Nine rules of hit songwriting

Mike Caren’s recording facility in West Hollywood consists of six new and decently appointed studios off a main hallway with black-and-white pictures of Atlantic artists hung on the walls. He has been in the business since he was a teenager at Beverly Hills High School. In the old days, he explains, a day in a studio with an engineer cost a minimum of $800—a cost that was usually borne, directly or indirectly, by the artist. If you imagine that a great songwriter might write 250 days a year and produce four or five hits, then the odds for each $800 spin of the roulette wheel were one in fifty. Fire the kitchen staff, put in Pro Tools, and pay an engineer by the hour, and you could use the same casino chip to pay for ten days of recording. That was Caren’s first discovery.

His second discovery was that he could encourage the writing of hits by urging songwriters to follow his nine rules of hit songwriting. While Caren’s rules are not comprehensive or exclusive, it is easy to measure their value by a glance at the dozens of gold and platinum records hanging in his office. He is happy to run down his rules for me. “First, it starts with an expression of ‘Hey,’ ‘Oops,’ ‘Excuse me,'” he begins. “Second is a personal statement: ‘I’m a hustler, baby,’ ‘I wanna love you,’ ‘I need you tonight.’ Third is telling you what to do: ‘Put your hands up,’ ‘Give me all your love,’ ‘Jump.’ Fourth is asking a question: ‘Will you love me tomorrow,’ ‘Where have you been all my life,’ ‘Will the real Slim Shady please stand up.'”

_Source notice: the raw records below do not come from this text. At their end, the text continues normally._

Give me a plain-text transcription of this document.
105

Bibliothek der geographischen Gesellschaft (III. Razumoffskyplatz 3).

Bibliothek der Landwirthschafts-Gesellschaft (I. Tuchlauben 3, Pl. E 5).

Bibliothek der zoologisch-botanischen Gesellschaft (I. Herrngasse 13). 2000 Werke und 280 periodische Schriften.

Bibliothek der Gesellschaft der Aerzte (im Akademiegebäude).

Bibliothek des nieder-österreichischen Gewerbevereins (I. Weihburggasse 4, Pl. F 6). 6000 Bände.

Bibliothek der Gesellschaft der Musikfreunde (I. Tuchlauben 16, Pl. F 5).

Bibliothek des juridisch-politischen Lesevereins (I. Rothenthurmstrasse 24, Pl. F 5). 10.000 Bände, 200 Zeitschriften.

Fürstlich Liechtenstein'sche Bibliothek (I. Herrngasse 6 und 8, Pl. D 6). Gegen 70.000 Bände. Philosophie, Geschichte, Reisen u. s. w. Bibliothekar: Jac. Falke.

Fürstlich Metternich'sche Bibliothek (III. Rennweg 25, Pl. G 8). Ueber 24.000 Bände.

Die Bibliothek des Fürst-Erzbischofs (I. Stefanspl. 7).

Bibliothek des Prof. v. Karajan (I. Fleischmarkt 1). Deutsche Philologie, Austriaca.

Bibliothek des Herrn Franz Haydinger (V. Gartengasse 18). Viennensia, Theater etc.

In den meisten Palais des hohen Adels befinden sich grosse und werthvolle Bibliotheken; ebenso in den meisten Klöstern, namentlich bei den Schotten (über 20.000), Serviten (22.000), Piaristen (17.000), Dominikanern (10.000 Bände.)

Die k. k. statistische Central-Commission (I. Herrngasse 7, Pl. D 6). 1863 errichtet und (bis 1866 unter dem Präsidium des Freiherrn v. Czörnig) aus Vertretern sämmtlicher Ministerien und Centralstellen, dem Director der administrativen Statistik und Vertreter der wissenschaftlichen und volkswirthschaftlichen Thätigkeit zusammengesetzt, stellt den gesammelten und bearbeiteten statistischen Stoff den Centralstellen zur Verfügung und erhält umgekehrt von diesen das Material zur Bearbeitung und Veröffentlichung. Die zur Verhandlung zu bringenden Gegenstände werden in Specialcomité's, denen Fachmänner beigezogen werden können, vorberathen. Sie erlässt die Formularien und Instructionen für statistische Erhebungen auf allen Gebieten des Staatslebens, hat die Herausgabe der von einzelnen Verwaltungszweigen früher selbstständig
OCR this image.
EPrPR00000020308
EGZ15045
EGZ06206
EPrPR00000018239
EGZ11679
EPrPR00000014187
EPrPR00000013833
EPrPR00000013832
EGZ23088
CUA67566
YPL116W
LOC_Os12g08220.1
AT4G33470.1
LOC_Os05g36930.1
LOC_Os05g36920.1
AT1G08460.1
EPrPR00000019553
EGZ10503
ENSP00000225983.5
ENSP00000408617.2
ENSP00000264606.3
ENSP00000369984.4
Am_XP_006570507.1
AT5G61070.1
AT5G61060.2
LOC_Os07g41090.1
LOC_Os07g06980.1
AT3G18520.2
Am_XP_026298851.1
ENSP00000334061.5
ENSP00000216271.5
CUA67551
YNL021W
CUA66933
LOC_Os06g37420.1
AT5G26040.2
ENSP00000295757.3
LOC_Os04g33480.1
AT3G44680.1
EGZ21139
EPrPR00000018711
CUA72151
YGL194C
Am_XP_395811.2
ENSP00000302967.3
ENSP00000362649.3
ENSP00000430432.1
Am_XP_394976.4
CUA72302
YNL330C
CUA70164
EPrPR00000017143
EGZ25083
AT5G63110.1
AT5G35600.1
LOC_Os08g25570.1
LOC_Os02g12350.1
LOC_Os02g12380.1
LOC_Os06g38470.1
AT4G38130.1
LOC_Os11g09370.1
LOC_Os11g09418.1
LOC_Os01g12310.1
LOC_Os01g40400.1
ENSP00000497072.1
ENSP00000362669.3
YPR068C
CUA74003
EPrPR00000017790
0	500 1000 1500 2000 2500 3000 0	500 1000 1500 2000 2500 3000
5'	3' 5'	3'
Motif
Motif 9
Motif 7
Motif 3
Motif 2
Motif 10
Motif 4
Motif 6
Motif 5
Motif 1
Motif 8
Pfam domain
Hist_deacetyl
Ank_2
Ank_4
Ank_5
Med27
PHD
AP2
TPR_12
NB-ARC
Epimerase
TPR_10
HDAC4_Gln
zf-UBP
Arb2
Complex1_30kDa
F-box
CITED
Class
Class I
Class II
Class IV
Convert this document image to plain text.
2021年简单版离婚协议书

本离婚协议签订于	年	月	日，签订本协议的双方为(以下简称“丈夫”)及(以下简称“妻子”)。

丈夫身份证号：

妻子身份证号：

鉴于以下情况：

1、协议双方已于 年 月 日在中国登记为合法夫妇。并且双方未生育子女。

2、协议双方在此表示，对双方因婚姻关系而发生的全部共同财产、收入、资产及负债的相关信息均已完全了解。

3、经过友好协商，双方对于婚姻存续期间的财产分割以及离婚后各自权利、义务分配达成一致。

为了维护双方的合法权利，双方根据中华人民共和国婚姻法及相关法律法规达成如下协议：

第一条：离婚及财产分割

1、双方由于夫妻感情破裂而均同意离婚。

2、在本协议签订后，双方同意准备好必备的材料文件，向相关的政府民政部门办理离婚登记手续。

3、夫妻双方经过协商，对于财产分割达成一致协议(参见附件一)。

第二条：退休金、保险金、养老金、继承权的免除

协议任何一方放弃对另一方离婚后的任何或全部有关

He takes a deep breath, and rattles off another four rules. “Five is logic,” he says, “which could be counting, or could be spelling or phonetics: ‘1-2-3-4, let the bodies hit the floor,’ or ‘Ca-li-fornia is comp-li-cated,’ those kind of things. Six would be catchphrases that roll off the tip of your tongue because you know them: ‘Never say never,’ ‘Rain on my parade.’ Seven would be what we call stutter, like, ‘D-d-don’t stop the beat,’ but it could also be repetition: ‘Will the real Slim Shady please stand up, please stand up, please stand up.’ Eight is going back to logic again, like hot or cold, heaven or hell, head to toe, all those kind of things.”

The ninth rule of hit songwriting is silence. Why? Because most people who are listening to music are actually doing something else, he explains. They are driving a car, or working out, or dancing, or flirting. Silence gives you time to catch up with the lyrics if you are drunk or stoned. If you are singing along, silence gives you time to breathe. “Michael Jackson, his quote was ‘Silence is the greatest thing an entertainer has,'” Caren continues. “‘I got a feeling,’ space-space-space, ‘Do you believe in life after love,’ space-space-space-space-space.”

Silence. Another rule of hit songwriting is simplicity, he adds, which is learning to say the most with the fewest words. He ticks off his rules on his fingers: expression, questions, commands, repetitions, logic, personal statements, clichés, and space. That makes eight rules. He shrugs.

His favorite example of a song that uses the most rules in the fewest words is a hit by the rapper Ludacris, “What’s Your Fantasy,” which starts off with the lyric “I wanna li-li-li-lick you from your head to your toes.” Caren loves that song. “In the first line: a personal statement, ‘I want to,’ a stutter, repetition, ‘li-lick you,’ logic, ‘from your head to your toes, move from the bed down to the down to the, to the floor,'” he explains. “‘I gotta know’—another personal statement—and asks a question, ‘What’s your fantasy?’ So he’s got six of them, in the first two lines of the song.”